6.みんなでお茶を(11)
八坂さんは言い難そうに尋ねてきた。
彼女は、なぜ私がフレンド登録したのかをすごく聞きたいと思っているのだ。
今、この場所にいるのは、それが聞きたかったからなのかもしれない。
何度も断られている黒沢が、それでも彼女はフレンド登録を嫌がっているのではないと言った理由が、わかった気がした。
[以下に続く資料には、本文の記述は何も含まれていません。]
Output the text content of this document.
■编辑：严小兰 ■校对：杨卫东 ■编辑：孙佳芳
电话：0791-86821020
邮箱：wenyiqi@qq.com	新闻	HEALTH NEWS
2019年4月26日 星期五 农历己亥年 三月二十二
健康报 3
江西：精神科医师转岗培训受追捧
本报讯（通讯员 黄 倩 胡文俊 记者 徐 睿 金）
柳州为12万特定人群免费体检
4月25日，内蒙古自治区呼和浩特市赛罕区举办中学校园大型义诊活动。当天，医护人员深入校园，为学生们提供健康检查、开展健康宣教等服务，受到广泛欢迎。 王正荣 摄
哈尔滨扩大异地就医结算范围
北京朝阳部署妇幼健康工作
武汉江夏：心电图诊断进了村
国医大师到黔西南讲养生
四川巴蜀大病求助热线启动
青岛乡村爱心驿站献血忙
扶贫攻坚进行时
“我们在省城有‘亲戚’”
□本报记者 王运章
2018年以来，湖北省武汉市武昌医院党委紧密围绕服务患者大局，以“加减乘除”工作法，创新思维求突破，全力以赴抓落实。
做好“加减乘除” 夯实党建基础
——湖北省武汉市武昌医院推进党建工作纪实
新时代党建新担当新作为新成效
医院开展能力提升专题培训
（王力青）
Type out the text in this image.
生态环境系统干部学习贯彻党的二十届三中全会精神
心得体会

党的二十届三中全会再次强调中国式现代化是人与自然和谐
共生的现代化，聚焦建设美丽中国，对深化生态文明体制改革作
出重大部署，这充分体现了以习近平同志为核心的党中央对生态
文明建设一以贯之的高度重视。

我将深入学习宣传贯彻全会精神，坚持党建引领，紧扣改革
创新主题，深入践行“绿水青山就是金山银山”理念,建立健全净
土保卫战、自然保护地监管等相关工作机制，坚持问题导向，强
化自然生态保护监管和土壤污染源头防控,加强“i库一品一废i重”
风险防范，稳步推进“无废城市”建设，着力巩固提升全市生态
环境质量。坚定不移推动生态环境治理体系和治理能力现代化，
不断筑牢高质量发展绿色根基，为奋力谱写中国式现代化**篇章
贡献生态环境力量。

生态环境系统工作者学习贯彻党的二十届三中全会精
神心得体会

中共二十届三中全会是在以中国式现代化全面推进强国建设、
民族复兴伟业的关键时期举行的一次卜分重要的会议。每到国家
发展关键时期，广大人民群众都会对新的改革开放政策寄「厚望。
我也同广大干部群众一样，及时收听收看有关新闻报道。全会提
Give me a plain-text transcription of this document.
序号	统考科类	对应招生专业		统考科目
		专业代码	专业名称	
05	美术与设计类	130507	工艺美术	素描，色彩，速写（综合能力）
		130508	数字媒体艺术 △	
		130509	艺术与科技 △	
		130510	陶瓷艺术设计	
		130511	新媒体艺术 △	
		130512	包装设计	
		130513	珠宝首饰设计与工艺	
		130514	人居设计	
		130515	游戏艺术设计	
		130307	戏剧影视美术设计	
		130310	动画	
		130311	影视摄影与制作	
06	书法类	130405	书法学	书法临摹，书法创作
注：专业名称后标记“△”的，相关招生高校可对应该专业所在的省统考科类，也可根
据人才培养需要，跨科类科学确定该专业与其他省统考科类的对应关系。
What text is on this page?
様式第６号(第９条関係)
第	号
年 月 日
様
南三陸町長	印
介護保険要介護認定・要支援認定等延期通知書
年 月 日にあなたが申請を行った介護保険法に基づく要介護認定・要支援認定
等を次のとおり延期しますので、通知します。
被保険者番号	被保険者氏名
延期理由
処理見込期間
八坂さんは全否定しているのではなくて、とても迷っているのだろう。
だからと言って、私の意見が彼女の後押しになるとは限らないのだが。
「北見くんと仲が良いからだよね。ごめんなさい、変なこと訊いて」
「え-っと、八坂さんは黒沢くんやキタミが記憶に残りにくいのは知ってる?」
「黒沢くんが存在感が薄いのは……知ってるけど。北見くんも?」
「そうそう。黒沢くんはまだ覚えられる方だし、八坂さんは忘れにくい人みたいだけどね。キタミは、ほとんど誰も気にとめないくらい、覚えられない。だから、キタミの名前を出す八坂さんは珍しいと思う」
「そうなの?」
「私、去年、キタミとクラスメイトだったんだけど春休みが終わったらキタミのことは忘れてた。事故で同調した間はキタミのことを覚えてたのに、解除してもらった途端にまたキタミを忘れて……。同調してた時は、キタミに世話になってたのにね」
「米田さん……」
「フレンド登録したのは、キタミを忘れたくなかったから。フレンドになれば、そういう影響を受けないんだって」
「……忘れるって……どのくらい?」
「全く全然綺麗さっぱり。私、忘れやすい人だから」
「そう……なの……」
八坂さんは困った顔をした。
何を言っていいかわからなかったのだろう。
八坂さんは忘れにくい人のようだが、夏休みを挟んだらどうなるのか。
キタミは春休み程度で全滅、黒沢は夏休みでアウトだと言ってなかったか。
フレンド登録をしないで夏休みを過ごしたら、八坂さんはここでこうして四人でアルトでお茶したことを忘れてしまうのだろうか。
忘れても何かをきっかけに思い出すことはある。
私がキタミを思い出したように。
黒沢もまた、八坂さんが忘れないように、思い出すきっかけになればと、私を巻き込んだのかもしれない。
彼女と同じ側の現地生物だから。
私も八坂さんが忘れてしまったら残念だと思う。
でも選ぶのは彼女だ。
私は彼女にフレンドを勧めることはしない。
それは黒沢の役目だから。
私達はやや尻すぼみな空気の中で解散することとなった。
黒沢は、付き合ってくれてありがとうと言った。
彼の目的は果たされたらしい。
彼等はどうなるのだろう。
二人並んで帰っていく後ろ姿に、未来は読めなかった。